The big question: Is this really a good idea? My answer: Sure, as long as we’re seeing valuable results.
At this time the beta version is entirely separate from normal natural search results; similar to if you select the option to search for only images or videos. There’s a tag cloud and lists of hot topics with popular tweets. Digging deeper into the ‘See more Tweets” option, we are presented with a laundry list of results for whatever topic you are searching for, which Bing states are ranked by the number of followers the tweeter has.
This setup seems okay for the time being. It gives those using these popular social media tools the chance to get their messages out to even more people, which is great. But what if, as I suspect, these Twitter and status updates are integrated as a regular part of the natural SERPs?
In the interest of natural results, will searchers really be served up the most relevant/informative tweets to their search query? Does the number of followers actually dictate the value of the tweet? Maybe most of the time, but I would bet not always. So will searchers actually see tweets that will improve their search experience if this new feature is indeed made a part of Bing’s normal SERP?

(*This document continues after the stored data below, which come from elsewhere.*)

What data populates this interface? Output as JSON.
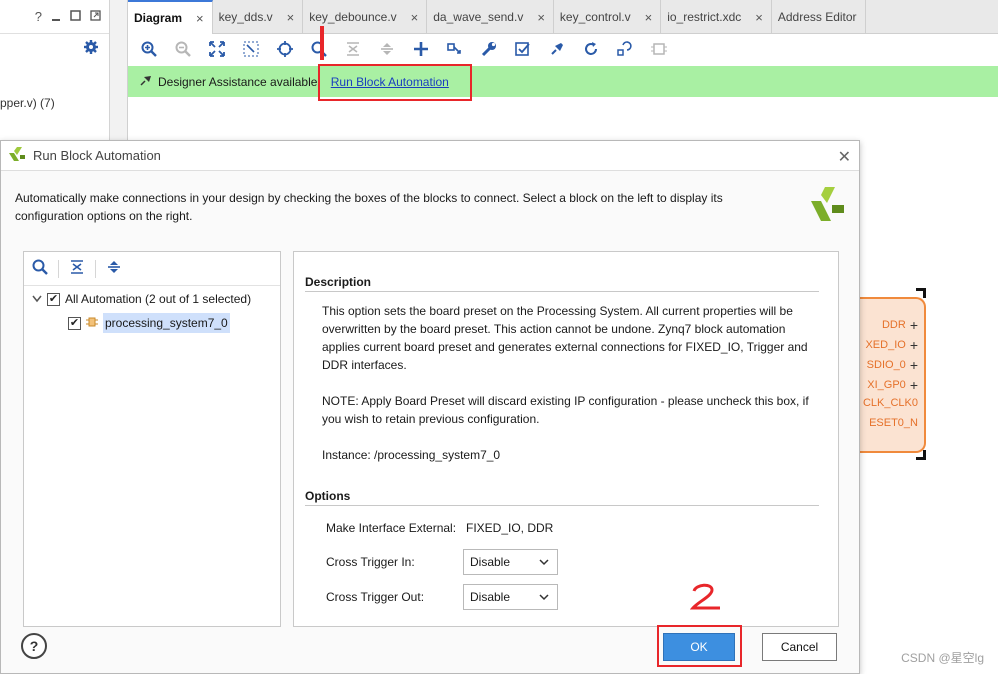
{
  "left_panel": {
    "icons": [
      "help-icon",
      "minimize-icon",
      "maximize-icon",
      "float-icon"
    ],
    "help_glyph": "?",
    "item_label": "pper.v) (7)"
  },
  "tabs": [
    {
      "label": "Diagram",
      "active": true
    },
    {
      "label": "key_dds.v"
    },
    {
      "label": "key_debounce.v"
    },
    {
      "label": "da_wave_send.v"
    },
    {
      "label": "key_control.v"
    },
    {
      "label": "io_restrict.xdc"
    },
    {
      "label": "Address Editor"
    }
  ],
  "tab_close_glyph": "×",
  "assist_bar": {
    "message": "Designer Assistance available.",
    "link": "Run Block Automation",
    "bg_color": "#a9f0a3"
  },
  "ip_block": {
    "ports": [
      "DDR",
      "XED_IO",
      "SDIO_0",
      "XI_GP0",
      "CLK_CLK0",
      "ESET0_N"
    ]
  },
  "watermark": "CSDN @星空lg",
  "dialog": {
    "title": "Run Block Automation",
    "close_glyph": "✕",
    "intro": "Automatically make connections in your design by checking the boxes of the blocks to connect. Select a block on the left to display its configuration options on the right.",
    "tree": {
      "root_label": "All Automation (2 out of 1 selected)",
      "child_label": "processing_system7_0",
      "checkmark": "✔"
    },
    "description": {
      "heading": "Description",
      "para1": "This option sets the board preset on the Processing System. All current properties will be overwritten by the board preset. This action cannot be undone. Zynq7 block automation applies current board preset and generates external connections for FIXED_IO, Trigger and DDR interfaces.",
      "para2": "NOTE: Apply Board Preset will discard existing IP configuration - please uncheck this box, if you wish to retain previous configuration.",
      "para3": "Instance: /processing_system7_0"
    },
    "options": {
      "heading": "Options",
      "make_external_label": "Make Interface External:",
      "make_external_value": "FIXED_IO, DDR",
      "cross_trigger_in_label": "Cross Trigger In:",
      "cross_trigger_in_value": "Disable",
      "cross_trigger_out_label": "Cross Trigger Out:",
      "cross_trigger_out_value": "Disable"
    },
    "help_label": "?",
    "ok_label": "OK",
    "cancel_label": "Cancel"
  },
  "accent_color": "#3d8fe0",
  "annotation_color": "#e8262a"
}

I’m not saying all this because I’m trying to prevent Twitter and Facebook updates from appearing in Bing’s SERPs. Contrary to what all the tabloids say, I don’t have that kind of power. What I’m talking about is maintaining the purpose of search, that is, presenting users with results that are relevant for their search topic. Sure, seeing tweets from a business notifying me about their sweet deals or finding other people’s 140 character reviews of those businesses will certainly influence my decision making process. Why? Because it’s helpful. What I don’t need is to perform a search for ‘auto repair services’ and be returned “Any1 know of good auto repair in Detroit? My car is busted dude!” That is not helpful.
I would hope, and am sure, that the Bingster has taken more than the number of followers into account when assigning relevance for the tweets being displayed. Because I do see promise in this newest venture into the realm of real-time search. I just hope to see it done correctly and in a way that will benefit us all.